The sophomore slump may have started as an old wives’ tale, something to encourage students to work hard in school, but for musicians, it is a looming nightmare that has forced many of them into a cold sweat. A well-received first album doesn’t mean a damn thing in the world of music, and while the old saying “you’re only as good as your last success” may ring true, nobody wants to be a one-trick pony that will be forgotten like a relic of the past.
The sophomore album is essentially a make-it-or-break-it album for many artists. It acts as proof that they didn’t have beginner’s luck and their first album wasn’t just a fluke. Most artists don’t let the nerves of the sophomore slump affect them too much, as they are able to improve on what they did right on the first album. One such artist was able to do exactly that and more with his sophomore album, and that artist is Kanye West.
Originally an up-and-coming producer from Chicago for great artists like Jay-Z, Kanye West first appeared on the radar with his breakout album The College Dropout, which earned him two Grammys and some chart success. However, his sophomore album Late Registration, while polarizing to some, is one of the most influential albums in not only the music legend’s career, but also the genre of rap during the early 21st century.
This album, following the themes of The College Dropout included commentary on complex topics that rappers at the time did not dare speak about and stellar production that no one had heard before. Kanye began to express his true personality, one of the signature qualities that would earn him a notorious reputation for being brash, arrogant and bizarre, but also socially conscious and relatable. What separates this album from West’s first is how he expanded upon these themes and took them to a level that would transform him from a humble producer turned rapper with an album that true hip-hop fans adored, to an international music superstar.
One of the most impressive aspects of Kanye’s albums is his mastery of production, something that made his sophomore album stand out. West once again broke the mold of what was popular and dared to try something new, something different. The most interesting thing about this album is that he had to stand out from the competition, which was a direct result of him. With The College Dropout’s heavily R&B-influenced sound mixed with Kanye’s rapping, many producers started to find chart-topping success by using a similar sound, so for his next trick, Kanye went grander and stranger with his production.

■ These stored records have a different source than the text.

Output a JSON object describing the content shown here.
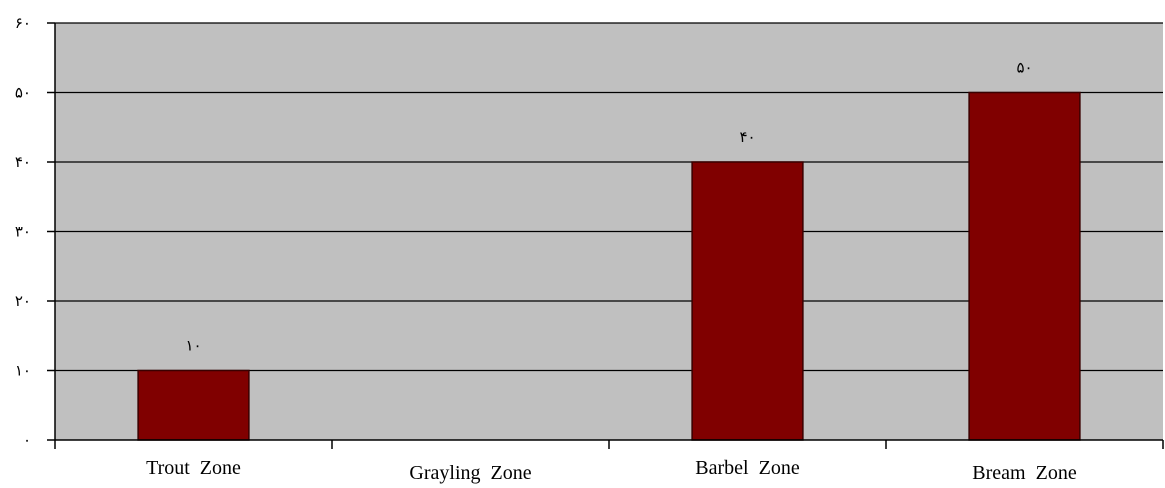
{
  "chart_data": {
    "type": "bar",
    "categories": [
      "Trout  Zone",
      "Grayling  Zone",
      "Barbel  Zone",
      "Bream  Zone"
    ],
    "values": [
      10,
      0,
      40,
      50
    ],
    "data_labels": [
      "١٠",
      "",
      "۴٠",
      "۵٠"
    ],
    "y_ticks": [
      0,
      10,
      20,
      30,
      40,
      50,
      60
    ],
    "y_tick_labels": [
      "٠",
      "١٠",
      "٢٠",
      "٣٠",
      "۴٠",
      "۵٠",
      "۶٠"
    ],
    "ylim": [
      0,
      60
    ],
    "grid": true,
    "legend": "none",
    "colors": {
      "bar": "#800000",
      "bar_stroke": "#3a0000",
      "plot_background": "#c0c0c0",
      "gridline": "#000000",
      "axis": "#000000"
    }
  }
}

The bass and drums hit harder, the horns blare louder and the samples are even more unique. Instead of R&B, Kanye’s sound was heavily inspired by old soul joints that an older crowd could enjoy with nostalgic feelings while simultaneously educating a younger generation on what black music sounded like back in the day, and what its place was in a more contemporary setting.
The production on this album took rap to a place it wasn’t used to: a level of grandeur. With a track like “Diamonds Are Forever,” which samples the Nancy Sinatra song that was made for the James Bond movie of the same name, it’s no wonder that this album carries a sense of class. In addition, Kanye makes use of a live orchestra on some tracks, such as my personal favorite, “Late,” and the song “Celebration,” which allegedly was difficult to record since Kanye’s rhymes made orchestra members laugh while they were recording. The regality of a live orchestra, the use of drum and bass kits that had never been heard before and the ability to take something old and make it new again shattered the expectation of what exemplary production should sound like on a rap album.
At the same time, Kanye’s rhymes were more concise, thought out and witty, which made him sound more mature and experienced than he was in his previous album. Once again, Kanye went to places many rappers were afraid of venturing into. In “Heard ‘Em Say,” Kanye paints a bleak picture of what it’s like to be black in America, and in “Addiction,” he has an honest dialogue about his addictions and how they negatively affect his life.
One of his most impressive tracks on the album, “Hey Mama,” is simply a song that expresses the love and respect he has for his mom. In the song, he details moments from his life where his mom was his hero, such as encouragement to get back on a bike after falling off and not letting romantic partners get in the way of the bond they shared as mother and son. There weren’t many rap songs at the time that were filled with such childlike happiness saying how great their mom was, and there still aren’t, but Kanye wasn’t afraid to put this side of him on the album for anyone to listen to and judge.
Kanye’s personality very much shines on this album, and the public got its first taste of the full Kanye West package. One moment, he’s pointing out how racial discrimination is still an aspect of the high rates of unemployment in the black community. In another he’s humorously and not so subtly implying that a woman is a gold digger. Then, on a different song, he’s bragging about his talents that make him a cut above the rest. Self-assured, witty and sometimes just plain weird, Kanye wore his heart on the record sleeve, and everyone loved it. You would be hard-pressed to find another artist that had put so much of their personality on an album and found international success.
Kanye West went from radio plays in America from his first album to having the people of France hollering “We want pre-nup” in the clubs of Paris with his second. There’s a line in “Touch the Sky” where Kanye mentions that Jay-Z once said to him “‘Damn, dawg! You where I am!’” By this, Kanye means that with just two albums, he was able to achieve the success of what Jay-Z, a mentor to Kanye, did with eight albums. Regardless of what you think of him now, Late Registration is proof that Kanye West is a brilliant artist whose individuality helped advance and transform the landscape of rap albums after him, and it earns a special place in my heart as my favorite Kanye West album.